Which brings us to Barack Obama. He has three major vulnerabilities here as I see it. One is his 20-year relationship with the Rev. Jeremiah Wright. Polls suggest he has sustained some damage on this, and it's not clear whether video clips of Wright saying "God damn America" will inflict more in the fall despite the candidate's repudiation of those comments.
Another problem is Obama's relationship with the unrepentant Weather Underground terrorist bomber William Ayers. In an April debate, Obama portrayed Ayers as a casual acquaintance. But Ayers was co-founder of the $49 million Chicago Annenberg Challenge education program and Obama its chairman of the board. The Obama campaign has sued to take off the air ads highlighting the Ayers relationship and tried to intimidate a radio station for hosting a conservative who is examining the Annenberg documents in the Richard J. Daley Library.

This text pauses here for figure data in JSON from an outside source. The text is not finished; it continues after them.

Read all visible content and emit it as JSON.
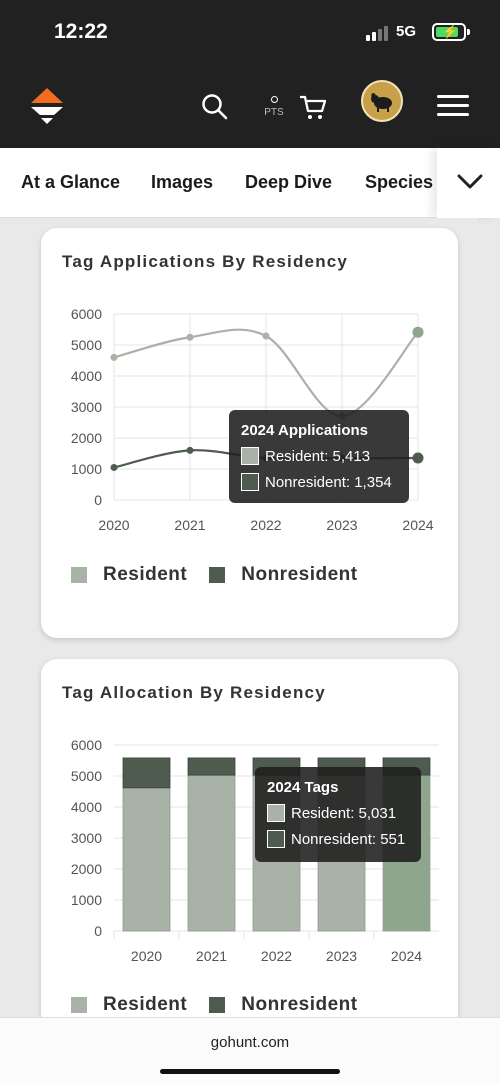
{
  "status": {
    "time": "12:22",
    "network": "5G"
  },
  "header": {
    "pts_label": "PTS"
  },
  "tabs": [
    "At a Glance",
    "Images",
    "Deep Dive",
    "Species"
  ],
  "colors": {
    "resident": "#a9b2a6",
    "nonresident": "#4f5b4e",
    "resident_highlight": "#8fa68e",
    "header_bg": "#212121",
    "logo": "#f26b21"
  },
  "icons": [
    "logo-icon",
    "search-icon",
    "cart-icon",
    "avatar",
    "menu-icon",
    "chevron-down-icon"
  ],
  "applications_card": {
    "title": "Tag Applications By Residency",
    "tooltip": {
      "title": "2024 Applications",
      "rows": [
        "Resident: 5,413",
        "Nonresident: 1,354"
      ]
    },
    "legend": [
      "Resident",
      "Nonresident"
    ]
  },
  "allocation_card": {
    "title": "Tag Allocation By Residency",
    "tooltip": {
      "title": "2024 Tags",
      "rows": [
        "Resident: 5,031",
        "Nonresident: 551"
      ]
    },
    "legend": [
      "Resident",
      "Nonresident"
    ]
  },
  "chart_data": [
    {
      "type": "line",
      "title": "Tag Applications By Residency",
      "x": [
        "2020",
        "2021",
        "2022",
        "2023",
        "2024"
      ],
      "ylim": [
        0,
        6000
      ],
      "yticks": [
        "0",
        "1000",
        "2000",
        "3000",
        "4000",
        "5000",
        "6000"
      ],
      "grid": true,
      "legend_position": "bottom",
      "series": [
        {
          "name": "Resident",
          "values": [
            4600,
            5250,
            5290,
            2700,
            5413
          ]
        },
        {
          "name": "Nonresident",
          "values": [
            1050,
            1600,
            1350,
            1350,
            1354
          ]
        }
      ]
    },
    {
      "type": "bar",
      "stacked": true,
      "title": "Tag Allocation By Residency",
      "categories": [
        "2020",
        "2021",
        "2022",
        "2023",
        "2024"
      ],
      "ylim": [
        0,
        6000
      ],
      "yticks": [
        "0",
        "1000",
        "2000",
        "3000",
        "4000",
        "5000",
        "6000"
      ],
      "grid": true,
      "legend_position": "bottom",
      "series": [
        {
          "name": "Resident",
          "values": [
            4620,
            5030,
            5030,
            5030,
            5031
          ]
        },
        {
          "name": "Nonresident",
          "values": [
            960,
            550,
            550,
            550,
            551
          ]
        }
      ]
    }
  ],
  "browser": {
    "url": "gohunt.com"
  }
}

Finally, there is Obama's 2003 vote against a bill, "virtually identical" as the Obama campaign admits, to one that passed the U.S. Senate 98-0, banning the killing of fetuses who have survived abortions.

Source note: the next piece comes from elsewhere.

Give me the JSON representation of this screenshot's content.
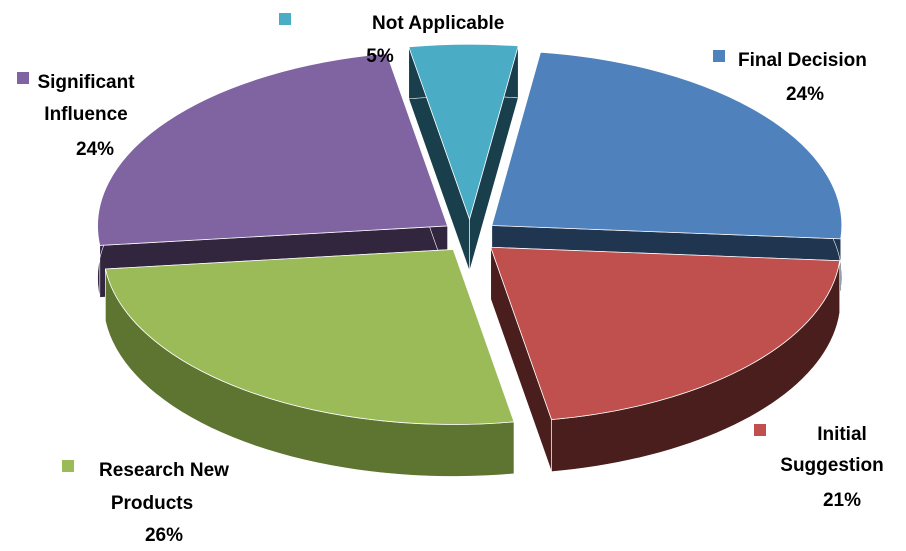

Liberals like Obama tend to go over the line between positions and associations that most voters find reasonable (though they may not agree) and those they find outrageous. They assume, usually correctly, that mainstream media will be reluctant to report on the latter, as has been the case in all those mentioned above. Conservatives take more care to separate themselves from the outrageous because they know mainstream media will pounce on them if they don't.
On Ayers, the Obama campaign has tried to suppress discussion. But it will likely fail. The emergence of new media and the First Amendment mean that is like stopping the Mississippi River from flowing to the sea. If I were advising Obama, I would tell him to confess error, as he arguably has on Wright, on both Ayers and the Born Alive Protection Act, lest they cause his campaign as much damage as the furlough ads caused Michael Dukakis and the Swift Boat ads caused John Kerry.